Many children who are famous on Facebook are still too young to fully understand or be able to give consent in the first place. The younger the child, the more innocent sharenting can seem, but the incidence of digital kidnapping is high enough that a phrase like “digital kidnapping” exists. Information contained in birth announcements, like full name and date of birth, together with pictures, makes kids prone to identity theft straight out of the gate.

Walking the Fine Line

Parents sometimes take comfort, thinking that closed groups or limited audiences on social media protects them from these situations, but the notion that we can be sure about the motivation of everyone connected to us by several degrees is unrealistic. Instead, a more common sense approach is the safer baseline. Nude pictures must be avoided because there are pedophiles out there — I know how harsh that sounds, but it’s reality. Audiences for posts should be limited, not public, unless parents are prepared to deal with comment section sewage, criticism, and potential danger to their family.

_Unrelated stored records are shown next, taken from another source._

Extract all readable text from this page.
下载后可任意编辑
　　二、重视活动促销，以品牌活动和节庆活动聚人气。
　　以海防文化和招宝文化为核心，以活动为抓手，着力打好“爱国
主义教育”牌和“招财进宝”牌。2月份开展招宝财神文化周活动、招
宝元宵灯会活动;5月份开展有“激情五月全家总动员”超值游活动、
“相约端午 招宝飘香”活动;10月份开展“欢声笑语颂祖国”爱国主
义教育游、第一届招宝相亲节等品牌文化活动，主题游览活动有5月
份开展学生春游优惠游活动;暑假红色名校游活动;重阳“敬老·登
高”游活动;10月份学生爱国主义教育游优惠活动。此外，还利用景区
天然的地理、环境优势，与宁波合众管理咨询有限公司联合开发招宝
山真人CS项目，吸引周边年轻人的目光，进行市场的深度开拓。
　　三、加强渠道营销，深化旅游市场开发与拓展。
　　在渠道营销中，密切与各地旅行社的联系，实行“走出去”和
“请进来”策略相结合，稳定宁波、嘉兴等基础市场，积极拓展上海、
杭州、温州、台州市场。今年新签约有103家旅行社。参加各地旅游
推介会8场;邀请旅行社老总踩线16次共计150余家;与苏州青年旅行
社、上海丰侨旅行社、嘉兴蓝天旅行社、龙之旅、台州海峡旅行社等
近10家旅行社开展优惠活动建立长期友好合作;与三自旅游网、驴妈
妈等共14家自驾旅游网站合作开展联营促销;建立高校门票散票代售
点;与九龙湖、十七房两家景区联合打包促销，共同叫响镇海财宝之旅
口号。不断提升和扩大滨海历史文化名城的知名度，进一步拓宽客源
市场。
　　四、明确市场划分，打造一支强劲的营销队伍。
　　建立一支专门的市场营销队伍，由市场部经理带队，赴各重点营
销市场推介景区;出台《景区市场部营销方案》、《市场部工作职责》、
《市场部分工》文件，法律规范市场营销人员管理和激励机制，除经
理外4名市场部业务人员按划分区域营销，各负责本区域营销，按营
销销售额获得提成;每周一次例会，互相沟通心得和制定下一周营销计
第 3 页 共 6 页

Experts agree that parents should have no expectations of privacy (again, a great lesson to teach kids before they start posting things they can grow to regret) and assume anything they post can become fully public. The permanence of data on the web makes the potential pitfalls to the child more long-reaching. Pictures posted from the moment of birth inaugurate the digital footprint of the child, and subsequent ones are added to a cache of discoverable data about them.

What is done with that information, and all the information we provide about ourselves on the internet when we are users of “free” social media platforms is still in the process of being manipulated, exploited, and capitalized upon. We already know that our browsing habits result in targeted ads, that our disclosure of our political opinion or other personal information can result in loss of employment and personal relationships. What about the pictures we post of our kids? Can those be used later to keep them out of a job, school, or organization? Will they make them vulnerable to fraud or other commercial exploitation? The difference is that when we hamstring ourselves by oversharing, we deserve the consequences. Sharenting affects our kid, instead, and here we are right back to the original issue — we are creating a potentially problematic digital footprint for someone other than ourselves, without full knowledge of where it can go and, sometimes, without consent.

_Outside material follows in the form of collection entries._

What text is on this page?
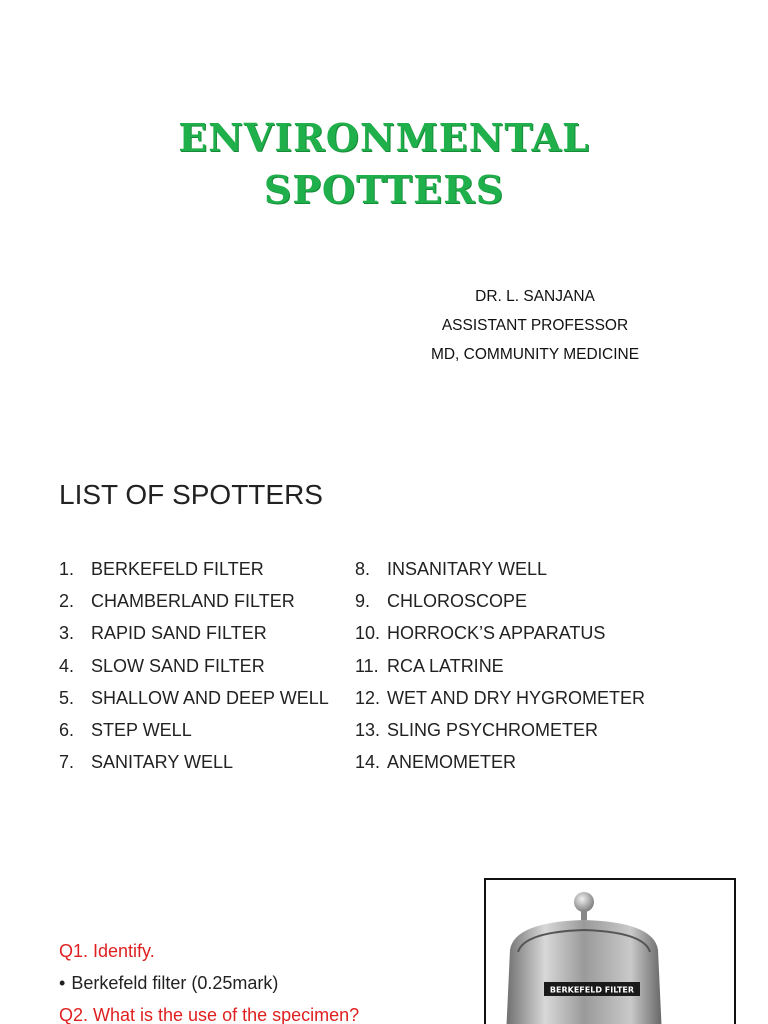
ENVIRONMENTAL
SPOTTERS
DR. L. SANJANA
ASSISTANT PROFESSOR
MD, COMMUNITY MEDICINE
LIST OF SPOTTERS
1. BERKEFELD FILTER
2. CHAMBERLAND FILTER
3. RAPID SAND FILTER
4. SLOW SAND FILTER
5. SHALLOW AND DEEP WELL
6. STEP WELL
7. SANITARY WELL
8. INSANITARY WELL
9. CHLOROSCOPE
10. HORROCK’S APPARATUS
11. RCA LATRINE
12. WET AND DRY HYGROMETER
13. SLING PSYCHROMETER
14. ANEMOMETER
Q1. Identify.
• Berkefeld filter (0.25mark)
Q2. What is the use of the specimen?
BERKEFELD FILTER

Or, Should Parents Simply Abstain from Posting About Their Kids?

For some, this is the most appealing option, while other travel in the opposite direction and run social media accounts that revolve around their kids. Some families, like the Hoopers or van der Beeks, have accounts that feature their gorgeous kids, front and center. They have received criticism for this. Other, perhaps less visible, families have special circumstances or valuable lessons to contribute to online communities and also choose to showcase their children in image, name, persona, and more. Can they find ways to put their stories out there without necessarily opening themselves up to personal attacks?

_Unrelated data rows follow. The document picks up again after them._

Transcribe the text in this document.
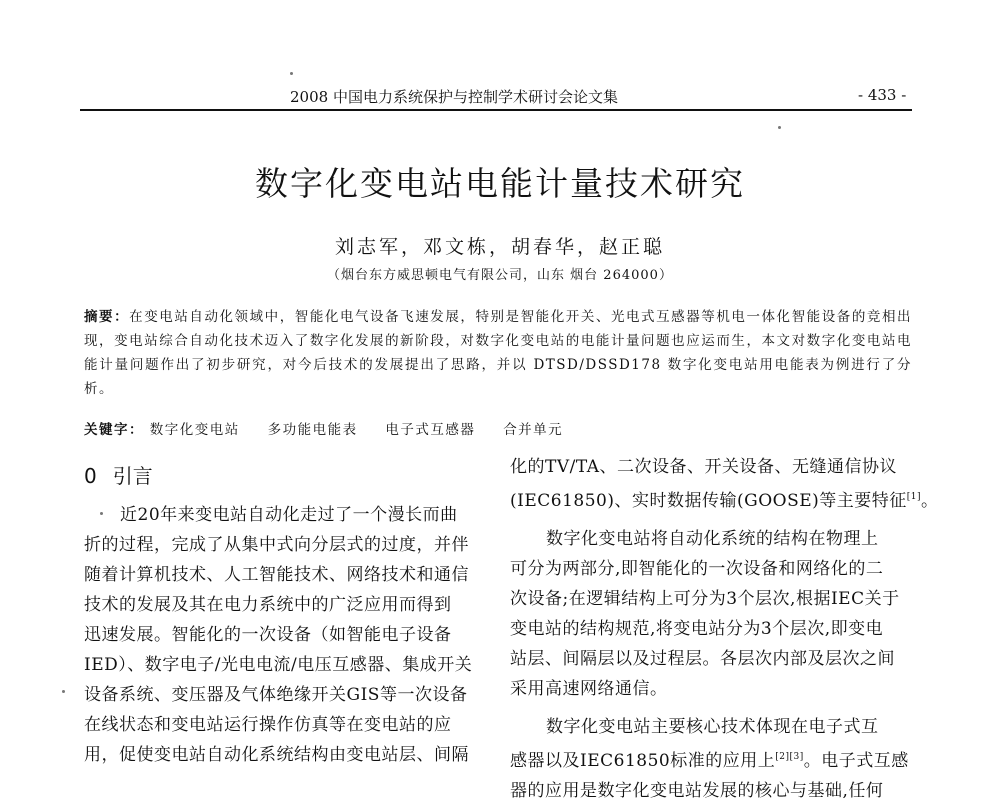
2008 中国电力系统保护与控制学术研讨会论文集	- 433 -
数字化变电站电能计量技术研究
刘志军，邓文栋，胡春华，赵正聪
（烟台东方威思顿电气有限公司，山东 烟台 264000）
摘要：在变电站自动化领域中，智能化电气设备飞速发展，特别是智能化开关、光电式互感器等机电一体化智能设备的竞相出现，变电站综合自动化技术迈入了数字化发展的新阶段，对数字化变电站的电能计量问题也应运而生，本文对数字化变电站电能计量问题作出了初步研究，对今后技术的发展提出了思路，并以 DTSD/DSSD178 数字化变电站用电能表为例进行了分析。
关键字： 数字化变电站 多功能电能表 电子式互感器 合并单元
0 引言
近20年来变电站自动化走过了一个漫长而曲
折的过程，完成了从集中式向分层式的过度，并伴
随着计算机技术、人工智能技术、网络技术和通信
技术的发展及其在电力系统中的广泛应用而得到
迅速发展。智能化的一次设备（如智能电子设备
IED）、数字电子/光电电流/电压互感器、集成开关
设备系统、变压器及气体绝缘开关GIS等一次设备
在线状态和变电站运行操作仿真等在变电站的应
用，促使变电站自动化系统结构由变电站层、间隔
化的TV/TA、二次设备、开关设备、无缝通信协议
(IEC61850)、实时数据传输(GOOSE)等主要特征[1]。
数字化变电站将自动化系统的结构在物理上
可分为两部分,即智能化的一次设备和网络化的二
次设备;在逻辑结构上可分为3个层次,根据IEC关于
变电站的结构规范,将变电站分为3个层次,即变电
站层、间隔层以及过程层。各层次内部及层次之间
采用高速网络通信。
数字化变电站主要核心技术体现在电子式互
感器以及IEC61850标准的应用上[2][3]。电子式互感
器的应用是数字化变电站发展的核心与基础,任何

One of my favorite Instagram accounts is run by the actor and writer, Jenny Mollen. She is sarcastic, smart, and sufficiently inappropriate. A devoted, neurotic, loving parent, her page is funny and self-deprecating and while she definitely refers to her kids, she always censors their faces, placing a digital mask over their recognizable features. Any desire for a close up is satisfied instead by putting her camera right up to the edge of her elaborate bento box lunches, created with her oldest in mind, whom she calls a “dictator.” The photos often include an “after,” to chronicle the kid’s reaction to his mother’s artistic attempt to nourish him.

While we can all privately lament the fact we are not Jenny Mollen, what we can learn is that even while creating a digital footprint for our children and including them in our social media presence, we can likewise find other ways to “leave them out of it.” If we choose to share things about our children, exercising some common sense restraint and other more creative ways of limiting their exposure and vulnerability is the best way to keep from sharenting.